History shows this warning was prescient – out of fear of COVID-19, patients canceled medical appointments and procedures that could have saved their lives. Suicide and opioid abuse skyrocketed, leading to hundreds of thousands of deaths of despair.

Bhattacharya was also a co-author along with Harvard’s Martin Kulldorff and Oxford’s Sunetra Gupta of the Great Barrington Declaration, a document published in October 2020 which challenged the wisdom of blanket COVID-19 lockdowns.

The declaration advocated for an approach called “focused protection,” warning that lockdowns would cause “irreparable damage” to public health, particularly for the working class and children. The authors emphasized that “keeping these measures in place until a vaccine is available will cause irreparable harm, with the underprivileged disproportionately harmed.”

Instead, they argued that younger, lower-risk individuals should “live their lives normally to build up immunity to the virus through natural infection,” while society took targeted steps to protect high-risk populations like the elderly and those with preexisting conditions. Their goal was to balance public health priorities, minimizing overall harm while allowing societies to function.

This was the approach that the first Trump administration had adopted by that time. But Democrat politicians and many in the public health establishment continued to insist on strict lockdowns despite emerging evidence that healthy individuals were at very low risk of hospitalization or death from the virus.
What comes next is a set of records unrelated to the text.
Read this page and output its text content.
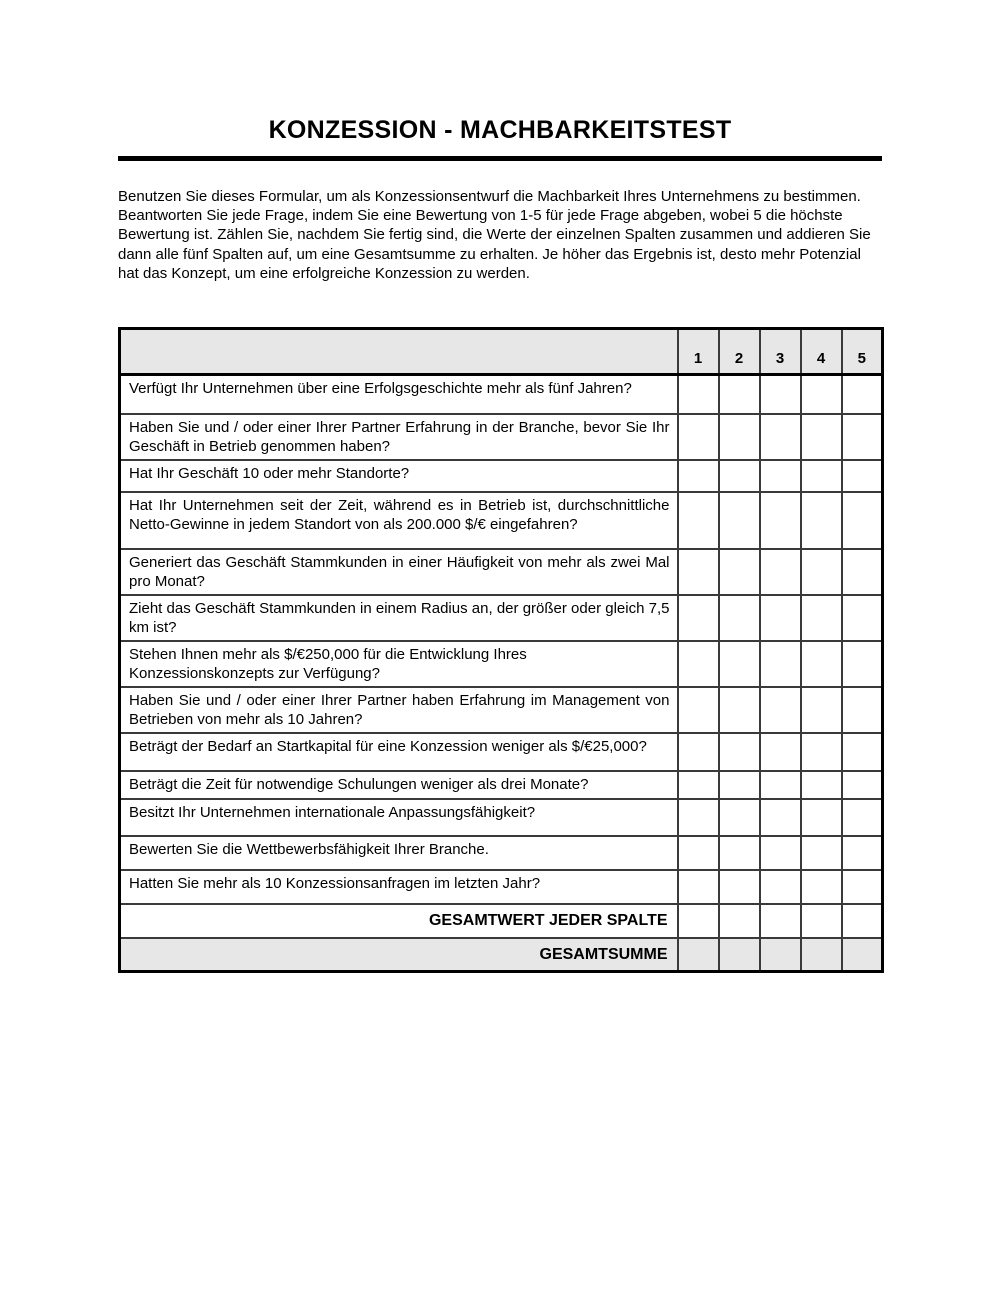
KONZESSION - MACHBARKEITSTEST

Benutzen Sie dieses Formular, um als Konzessionsentwurf die Machbarkeit Ihres Unternehmens zu bestimmen. Beantworten Sie jede Frage, indem Sie eine Bewertung von 1-5 für jede Frage abgeben, wobei 5 die höchste Bewertung ist. Zählen Sie, nachdem Sie fertig sind, die Werte der einzelnen Spalten zusammen und addieren Sie dann alle fünf Spalten auf, um eine Gesamtsumme zu erhalten. Je höher das Ergebnis ist, desto mehr Potenzial hat das Konzept, um eine erfolgreiche Konzession zu werden.

	1	2	3	4	5
Verfügt Ihr Unternehmen über eine Erfolgsgeschichte mehr als fünf Jahren?					
Haben Sie und / oder einer Ihrer Partner Erfahrung in der Branche, bevor Sie Ihr Geschäft in Betrieb genommen haben?					
Hat Ihr Geschäft 10 oder mehr Standorte?					
Hat Ihr Unternehmen seit der Zeit, während es in Betrieb ist, durchschnittliche Netto-Gewinne in jedem Standort von als 200.000 $/€ eingefahren?					
Generiert das Geschäft Stammkunden in einer Häufigkeit von mehr als zwei Mal pro Monat?					
Zieht das Geschäft Stammkunden in einem Radius an, der größer oder gleich 7,5 km ist?					
Stehen Ihnen mehr als $/€250,000 für die Entwicklung Ihres Konzessionskonzepts zur Verfügung?					
Haben Sie und / oder einer Ihrer Partner haben Erfahrung im Management von Betrieben von mehr als 10 Jahren?					
Beträgt der Bedarf an Startkapital für eine Konzession weniger als $/€25,000?					
Beträgt die Zeit für notwendige Schulungen weniger als drei Monate?					
Besitzt Ihr Unternehmen internationale Anpassungsfähigkeit?					
Bewerten Sie die Wettbewerbsfähigkeit Ihrer Branche.					
Hatten Sie mehr als 10 Konzessionsanfragen im letzten Jahr?					
GESAMTWERT JEDER SPALTE					
GESAMTSUMME					
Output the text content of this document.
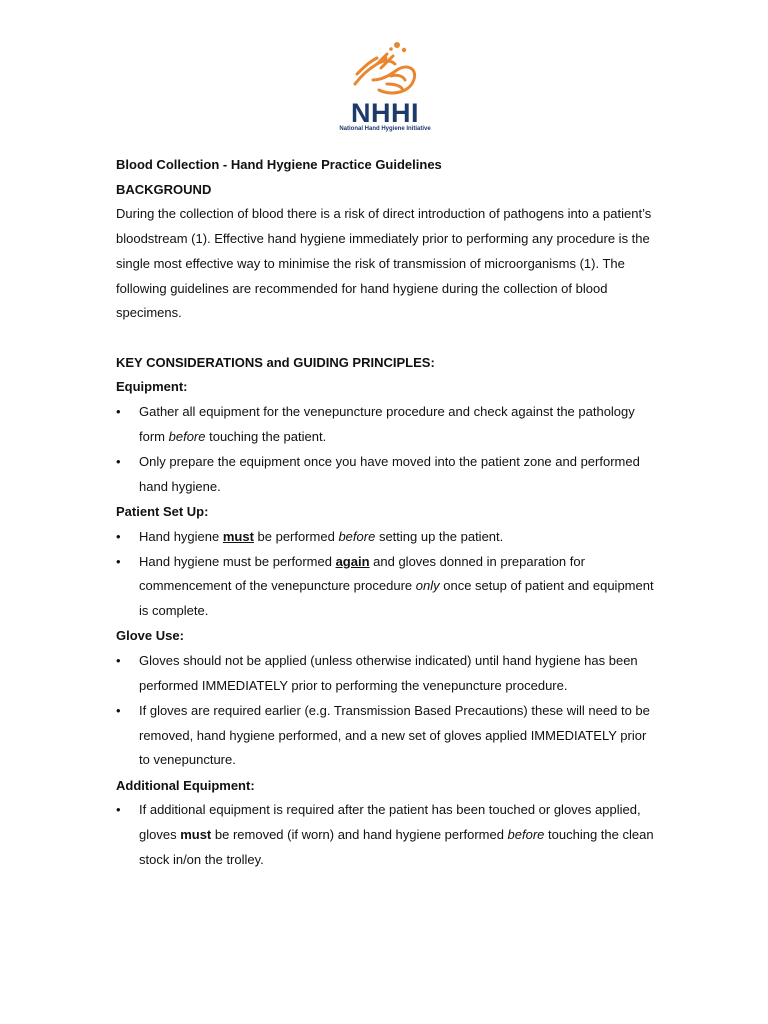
NHHI
National Hand Hygiene Initiative

Blood Collection - Hand Hygiene Practice Guidelines

BACKGROUND

During the collection of blood there is a risk of direct introduction of pathogens into a patient’s bloodstream (1). Effective hand hygiene immediately prior to performing any procedure is the single most effective way to minimise the risk of transmission of microorganisms (1). The following guidelines are recommended for hand hygiene during the collection of blood specimens.

KEY CONSIDERATIONS and GUIDING PRINCIPLES:

Equipment:

• Gather all equipment for the venepuncture procedure and check against the pathology form before touching the patient.
• Only prepare the equipment once you have moved into the patient zone and performed hand hygiene.

Patient Set Up:

• Hand hygiene must be performed before setting up the patient.
• Hand hygiene must be performed again and gloves donned in preparation for commencement of the venepuncture procedure only once setup of patient and equipment is complete.

Glove Use:

• Gloves should not be applied (unless otherwise indicated) until hand hygiene has been performed IMMEDIATELY prior to performing the venepuncture procedure.
• If gloves are required earlier (e.g. Transmission Based Precautions) these will need to be removed, hand hygiene performed, and a new set of gloves applied IMMEDIATELY prior to venepuncture.

Additional Equipment:

• If additional equipment is required after the patient has been touched or gloves applied, gloves must be removed (if worn) and hand hygiene performed before touching the clean stock in/on the trolley.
Bhattacharya penned another op-ed in July 2021 along with colleague Neeraj Sood opposing mandatory masking of children in schools. “The benefits of masks in preventing serious illness or death from COVID-19 among children are infinitesimally small,” he wrote. “At the same time they are disruptive to learning and communicating in classrooms.”

At any point during the pandemic, it would have been far easier for Bhattacharya to keep his reservations to himself and go along with the health establishment. He would have avoided conflict with his peers at Stanford, the World Health Organization, and political leaders. But instead, he boldly chose to challenge establishment thinking because he believed that science should be driven by data, not politics.

That is why Trump’s nomination of Bhattacharya to lead the NIH is so encouraging. Just as Trump appointed a critic of military wokeness to lead the Pentagon, an anti-Deep State crusader to be Director of National Intelligence, and a Big Pharma skeptic to lead the Department of Health and Human Services, he has nominated a top critic of NIH policy during the pandemic to reform the agency from the inside.

But as Bhattacharya said during his committee hearing, he still “loves” the NIH. To that end, outlined five specific steps he would take as director to “help the NIH better achieve its mission,” including focusing “on research that solves the American chronic disease crisis,” prioritizing research that is “replicable, reproducible, and generalizable,” establishing “a culture of respect for free speech in science and scientific dissent,” recommitting to the agency’s “mission to fund the most innovative biomedical research agenda possible,” and “embracing and vigorously regulating risky research that has the possibility of causing a pandemic.”

Bhattacharya’s confirmation process won’t get nearly the same media fanfare as the high-profile battles over Defense Secretary Pete Hegseth or Health and Human Services Secretary Robert F. Kennedy, Jr. But as the case of Dr. Fauci shows, under-the-radar government officials can sometimes have a dramatic effect on the direction of the country.